From Red Hat Enterprise Linux 7.2, the irqbalance tool automatically avoids IRQs on CPU cores isolated via the isolcpus= kernel parameter if IRQBALANCE_BANNED_CPUS is not set in the /etc/sysconfig/irqbalance file.

Procedure 2.5. Manually Assigning CPU Affinity to Individual IRQs

  1. Check which IRQ is in use by each device by viewing the /proc/interrupts file:
    ~]# cat /proc/interrupts
    This file contains a list of IRQs. Each line shows the IRQ number, the number of interrupts that happened in each CPU, followed by the IRQ type and a description:
             CPU0       CPU1
    0:   26575949         11         IO-APIC-edge  timer
    1:         14          7         IO-APIC-edge  i8042
    ...[output truncated]...
  2. To instruct an IRQ to run on only one processor, use the echo command to write the CPU mask, as a hexadecimal number, to the smp_affinity entry of the specific IRQ. In this example, we are instructing the interrupt with IRQ number 142 to run on CPU 0 only:
    ~]# echo 1 > /proc/irq/142/smp_affinity
  3. This change will only take effect once an interrupt has occurred. To test the settings, generate some disk activity, then check the /proc/interrupts file for changes. Assuming that you have caused an interrupt to occur, you will see that the number of interrupts on the chosen CPU have risen, while the numbers on the other CPUs have not changed.
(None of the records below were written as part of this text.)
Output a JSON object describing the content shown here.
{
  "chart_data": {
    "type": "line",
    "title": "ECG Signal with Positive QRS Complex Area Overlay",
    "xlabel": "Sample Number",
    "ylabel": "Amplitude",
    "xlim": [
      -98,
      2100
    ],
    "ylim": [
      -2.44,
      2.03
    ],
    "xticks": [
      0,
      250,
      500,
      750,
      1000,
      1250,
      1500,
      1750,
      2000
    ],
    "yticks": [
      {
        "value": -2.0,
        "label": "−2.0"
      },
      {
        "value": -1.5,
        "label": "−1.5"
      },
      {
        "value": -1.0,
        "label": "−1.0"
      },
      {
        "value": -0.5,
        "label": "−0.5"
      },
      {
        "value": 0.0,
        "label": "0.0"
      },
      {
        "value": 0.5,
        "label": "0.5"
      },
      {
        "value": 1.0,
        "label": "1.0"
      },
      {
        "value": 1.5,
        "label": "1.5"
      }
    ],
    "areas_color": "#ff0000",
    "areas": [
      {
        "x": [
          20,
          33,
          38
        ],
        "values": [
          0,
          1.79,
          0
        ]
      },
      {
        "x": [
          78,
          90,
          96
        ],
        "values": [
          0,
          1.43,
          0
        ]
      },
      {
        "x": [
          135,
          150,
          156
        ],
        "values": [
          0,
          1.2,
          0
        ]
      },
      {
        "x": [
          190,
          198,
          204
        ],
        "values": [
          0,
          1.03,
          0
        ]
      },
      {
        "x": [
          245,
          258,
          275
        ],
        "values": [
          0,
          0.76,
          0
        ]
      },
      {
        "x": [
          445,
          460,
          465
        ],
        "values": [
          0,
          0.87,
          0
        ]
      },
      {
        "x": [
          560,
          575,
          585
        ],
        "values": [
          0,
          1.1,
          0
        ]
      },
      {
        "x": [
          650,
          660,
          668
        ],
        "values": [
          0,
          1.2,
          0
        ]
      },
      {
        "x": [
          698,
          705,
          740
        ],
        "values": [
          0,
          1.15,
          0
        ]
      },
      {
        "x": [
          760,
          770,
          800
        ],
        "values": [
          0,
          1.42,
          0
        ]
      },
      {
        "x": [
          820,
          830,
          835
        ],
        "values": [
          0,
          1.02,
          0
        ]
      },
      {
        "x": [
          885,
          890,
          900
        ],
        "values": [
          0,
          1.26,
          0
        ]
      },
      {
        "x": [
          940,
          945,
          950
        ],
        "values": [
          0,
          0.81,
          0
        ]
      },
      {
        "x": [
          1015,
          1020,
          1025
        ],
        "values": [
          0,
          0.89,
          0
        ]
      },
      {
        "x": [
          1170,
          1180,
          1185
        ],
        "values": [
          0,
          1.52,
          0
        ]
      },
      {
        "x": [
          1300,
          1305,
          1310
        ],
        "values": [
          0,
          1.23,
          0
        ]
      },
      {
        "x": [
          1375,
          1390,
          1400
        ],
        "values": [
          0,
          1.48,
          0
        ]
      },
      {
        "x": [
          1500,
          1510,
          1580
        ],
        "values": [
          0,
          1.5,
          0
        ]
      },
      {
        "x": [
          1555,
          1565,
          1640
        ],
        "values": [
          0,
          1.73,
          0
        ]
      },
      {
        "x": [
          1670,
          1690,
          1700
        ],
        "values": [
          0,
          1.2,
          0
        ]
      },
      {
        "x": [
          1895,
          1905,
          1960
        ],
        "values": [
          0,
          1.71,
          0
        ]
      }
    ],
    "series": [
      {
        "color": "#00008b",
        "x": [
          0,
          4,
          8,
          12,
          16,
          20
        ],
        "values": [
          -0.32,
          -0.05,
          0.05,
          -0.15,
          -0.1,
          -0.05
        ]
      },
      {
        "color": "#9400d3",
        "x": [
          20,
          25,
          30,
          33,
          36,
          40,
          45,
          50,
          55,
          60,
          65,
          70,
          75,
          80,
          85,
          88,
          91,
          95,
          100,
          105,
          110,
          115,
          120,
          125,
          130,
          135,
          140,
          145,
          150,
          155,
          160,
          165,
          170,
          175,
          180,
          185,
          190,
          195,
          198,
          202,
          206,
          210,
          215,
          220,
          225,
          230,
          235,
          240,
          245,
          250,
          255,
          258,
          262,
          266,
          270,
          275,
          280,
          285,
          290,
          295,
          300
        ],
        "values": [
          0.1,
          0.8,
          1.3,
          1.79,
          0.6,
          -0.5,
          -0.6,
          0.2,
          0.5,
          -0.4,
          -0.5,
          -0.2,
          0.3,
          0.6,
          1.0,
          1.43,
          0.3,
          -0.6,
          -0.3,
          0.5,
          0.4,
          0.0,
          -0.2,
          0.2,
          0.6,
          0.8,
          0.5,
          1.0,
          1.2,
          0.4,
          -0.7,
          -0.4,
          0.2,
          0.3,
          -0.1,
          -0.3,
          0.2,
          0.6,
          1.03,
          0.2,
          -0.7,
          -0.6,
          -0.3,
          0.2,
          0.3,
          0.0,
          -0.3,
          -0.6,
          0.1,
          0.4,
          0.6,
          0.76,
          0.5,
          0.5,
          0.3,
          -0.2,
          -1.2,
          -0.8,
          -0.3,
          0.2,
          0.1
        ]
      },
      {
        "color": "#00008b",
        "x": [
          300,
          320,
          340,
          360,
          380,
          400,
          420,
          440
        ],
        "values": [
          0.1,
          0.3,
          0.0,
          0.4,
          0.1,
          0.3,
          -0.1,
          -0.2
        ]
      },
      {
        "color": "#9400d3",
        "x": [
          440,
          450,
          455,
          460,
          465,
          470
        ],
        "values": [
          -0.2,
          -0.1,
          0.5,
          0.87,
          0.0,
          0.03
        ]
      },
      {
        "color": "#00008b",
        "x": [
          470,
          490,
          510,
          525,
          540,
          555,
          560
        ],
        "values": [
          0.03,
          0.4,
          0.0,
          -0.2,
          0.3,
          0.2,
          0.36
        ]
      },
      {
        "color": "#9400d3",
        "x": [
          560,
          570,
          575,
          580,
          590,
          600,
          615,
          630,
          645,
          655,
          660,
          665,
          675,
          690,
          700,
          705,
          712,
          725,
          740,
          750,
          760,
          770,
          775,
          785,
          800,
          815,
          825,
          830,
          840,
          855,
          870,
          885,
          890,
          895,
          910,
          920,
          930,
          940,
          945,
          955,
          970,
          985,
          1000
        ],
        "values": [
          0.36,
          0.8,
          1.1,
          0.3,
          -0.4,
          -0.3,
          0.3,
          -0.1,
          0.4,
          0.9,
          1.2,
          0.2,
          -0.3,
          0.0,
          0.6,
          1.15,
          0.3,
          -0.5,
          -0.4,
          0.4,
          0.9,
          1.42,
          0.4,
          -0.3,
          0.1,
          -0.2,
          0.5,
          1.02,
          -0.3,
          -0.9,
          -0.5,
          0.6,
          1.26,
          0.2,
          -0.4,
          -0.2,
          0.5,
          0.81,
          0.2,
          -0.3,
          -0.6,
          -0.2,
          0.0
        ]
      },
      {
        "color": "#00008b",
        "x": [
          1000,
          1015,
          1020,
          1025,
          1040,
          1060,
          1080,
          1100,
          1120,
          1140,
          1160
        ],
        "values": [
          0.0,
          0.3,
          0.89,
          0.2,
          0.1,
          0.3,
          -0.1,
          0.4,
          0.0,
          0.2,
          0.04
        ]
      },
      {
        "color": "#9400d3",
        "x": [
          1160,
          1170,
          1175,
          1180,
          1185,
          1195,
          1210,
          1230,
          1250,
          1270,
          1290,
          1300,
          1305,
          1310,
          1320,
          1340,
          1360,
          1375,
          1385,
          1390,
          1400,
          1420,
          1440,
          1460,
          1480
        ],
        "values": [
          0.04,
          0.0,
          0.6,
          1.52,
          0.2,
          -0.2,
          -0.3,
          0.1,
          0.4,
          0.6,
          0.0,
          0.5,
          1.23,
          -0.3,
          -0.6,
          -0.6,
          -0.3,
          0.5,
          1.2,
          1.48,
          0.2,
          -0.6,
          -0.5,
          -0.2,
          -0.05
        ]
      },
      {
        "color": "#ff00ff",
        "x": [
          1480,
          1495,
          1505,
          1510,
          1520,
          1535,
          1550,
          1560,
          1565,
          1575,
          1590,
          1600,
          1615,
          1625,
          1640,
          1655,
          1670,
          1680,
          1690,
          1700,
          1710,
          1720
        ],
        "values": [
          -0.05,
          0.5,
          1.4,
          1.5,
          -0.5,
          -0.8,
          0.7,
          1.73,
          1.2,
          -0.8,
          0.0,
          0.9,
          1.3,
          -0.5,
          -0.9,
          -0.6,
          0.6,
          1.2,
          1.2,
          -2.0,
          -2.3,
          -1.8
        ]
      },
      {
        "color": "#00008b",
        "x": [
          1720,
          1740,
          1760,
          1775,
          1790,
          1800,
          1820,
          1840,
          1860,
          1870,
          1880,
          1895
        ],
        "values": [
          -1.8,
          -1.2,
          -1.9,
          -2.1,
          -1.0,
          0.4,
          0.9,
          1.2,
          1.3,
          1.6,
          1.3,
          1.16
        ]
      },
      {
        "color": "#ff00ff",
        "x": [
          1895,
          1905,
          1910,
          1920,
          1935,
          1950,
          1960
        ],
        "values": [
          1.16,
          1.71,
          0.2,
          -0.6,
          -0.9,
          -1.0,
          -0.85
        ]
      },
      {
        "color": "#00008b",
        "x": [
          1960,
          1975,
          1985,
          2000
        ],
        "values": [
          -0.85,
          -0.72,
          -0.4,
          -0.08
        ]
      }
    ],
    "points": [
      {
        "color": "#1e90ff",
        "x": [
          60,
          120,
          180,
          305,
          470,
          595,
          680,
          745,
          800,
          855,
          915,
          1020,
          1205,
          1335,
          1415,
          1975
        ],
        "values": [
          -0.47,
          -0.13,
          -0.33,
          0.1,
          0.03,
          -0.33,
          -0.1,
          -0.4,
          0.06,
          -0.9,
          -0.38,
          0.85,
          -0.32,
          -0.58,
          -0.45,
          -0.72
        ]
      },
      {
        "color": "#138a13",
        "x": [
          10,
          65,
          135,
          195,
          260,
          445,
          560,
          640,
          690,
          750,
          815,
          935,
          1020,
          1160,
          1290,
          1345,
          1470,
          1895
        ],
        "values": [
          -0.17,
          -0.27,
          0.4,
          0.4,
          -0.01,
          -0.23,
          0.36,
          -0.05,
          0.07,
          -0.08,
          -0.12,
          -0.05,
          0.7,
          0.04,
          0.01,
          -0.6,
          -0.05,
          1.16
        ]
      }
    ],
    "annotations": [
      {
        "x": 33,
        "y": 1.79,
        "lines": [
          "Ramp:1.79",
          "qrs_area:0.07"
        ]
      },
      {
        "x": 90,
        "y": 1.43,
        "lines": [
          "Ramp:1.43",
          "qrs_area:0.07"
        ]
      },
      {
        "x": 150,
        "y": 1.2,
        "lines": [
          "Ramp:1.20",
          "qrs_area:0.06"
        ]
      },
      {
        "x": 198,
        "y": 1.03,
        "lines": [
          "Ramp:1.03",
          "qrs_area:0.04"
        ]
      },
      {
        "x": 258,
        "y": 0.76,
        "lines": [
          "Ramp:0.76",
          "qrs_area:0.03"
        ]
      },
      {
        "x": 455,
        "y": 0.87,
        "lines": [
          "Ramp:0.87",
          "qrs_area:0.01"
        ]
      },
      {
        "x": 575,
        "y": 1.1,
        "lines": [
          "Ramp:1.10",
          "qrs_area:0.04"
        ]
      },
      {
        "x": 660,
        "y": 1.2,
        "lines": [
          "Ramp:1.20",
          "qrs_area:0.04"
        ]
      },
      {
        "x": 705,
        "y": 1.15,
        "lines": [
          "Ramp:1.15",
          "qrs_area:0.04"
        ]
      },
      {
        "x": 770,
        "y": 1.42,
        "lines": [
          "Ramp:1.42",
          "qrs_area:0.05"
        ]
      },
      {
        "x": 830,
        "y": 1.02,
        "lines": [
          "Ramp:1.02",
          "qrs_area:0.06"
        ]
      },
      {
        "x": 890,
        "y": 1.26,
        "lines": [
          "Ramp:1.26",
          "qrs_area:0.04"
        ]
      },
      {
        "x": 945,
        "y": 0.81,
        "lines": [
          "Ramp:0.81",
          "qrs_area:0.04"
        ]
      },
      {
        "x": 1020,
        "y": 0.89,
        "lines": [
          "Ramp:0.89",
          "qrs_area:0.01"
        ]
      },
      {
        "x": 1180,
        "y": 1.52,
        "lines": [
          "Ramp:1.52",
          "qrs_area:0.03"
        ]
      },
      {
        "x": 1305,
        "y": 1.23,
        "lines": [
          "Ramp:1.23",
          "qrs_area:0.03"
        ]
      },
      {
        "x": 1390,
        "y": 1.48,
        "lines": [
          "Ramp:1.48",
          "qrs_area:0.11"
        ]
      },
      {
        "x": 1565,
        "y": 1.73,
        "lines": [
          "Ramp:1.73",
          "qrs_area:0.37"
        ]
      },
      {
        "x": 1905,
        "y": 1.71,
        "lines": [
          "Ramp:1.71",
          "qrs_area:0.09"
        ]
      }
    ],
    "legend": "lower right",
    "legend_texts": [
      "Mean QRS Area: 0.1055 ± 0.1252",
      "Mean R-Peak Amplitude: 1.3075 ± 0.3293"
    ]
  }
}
Procedure 2.6. Binding Processes to CPUs Using the taskset Utility

The taskset utility uses the process ID (PID) of a task to view or set the affinity, or can be used to launch a command with a chosen CPU affinity. In order to set the affinity, taskset requires the CPU mask expressed as a decimal or hexadecimal number. The mask argument is a bitmask that specifies which CPU cores are legal for the command or PID being modified.
  1. To set the affinity of a process that is not currently running, use taskset and specify the CPU mask and the process. In this example, my_embedded_process is being instructed to use only CPU 3 (using the decimal version of the CPU mask).
    ~]# taskset 8 /usr/local/bin/my_embedded_process
  2. It is also possible to specify more than one CPU in the bitmask. In this example, my_embedded_process is being instructed to execute on processors 4, 5, 6, and 7 (using the hexadecimal version of the CPU mask).
    ~]# taskset 0xF0 /usr/local/bin/my_embedded_process
  3. Additionally, you can set the CPU affinity for processes that are already running by using the -p (--pid) option with the CPU mask and the PID of the process you wish to change. In this example, the process with a PID of 7013 is being instructed to run only on CPU 0.
    ~]# taskset -p 1 7013
  4. Lastly, using the -c parameter, you can specify a CPU list instead of a CPU mask. For example, in order to use CPU 0, 4 and CPUs 7 to 11, the command line would contain -c 0,4,7-11. This invocation is more convenient in most cases.


The taskset utility works on a NUMA (Non-Uniform Memory Access) system, but it does not allow the user to bind threads to CPUs and the closest NUMA memory node. On such systems, taskset is not the preferred tool, and the numactl utility should be used instead for its advanced capabilities. See Section 3.6, “Non-Uniform Memory Access” for more information.
Related Manual Pages

For more information, or for further reading, the following man pages are related to the information given in this section.

  • chrt(1)
  • taskset(1)
  • nice(1)
  • renice(1)
  • sched_setscheduler(2) for a description of the Linux scheduling scheme.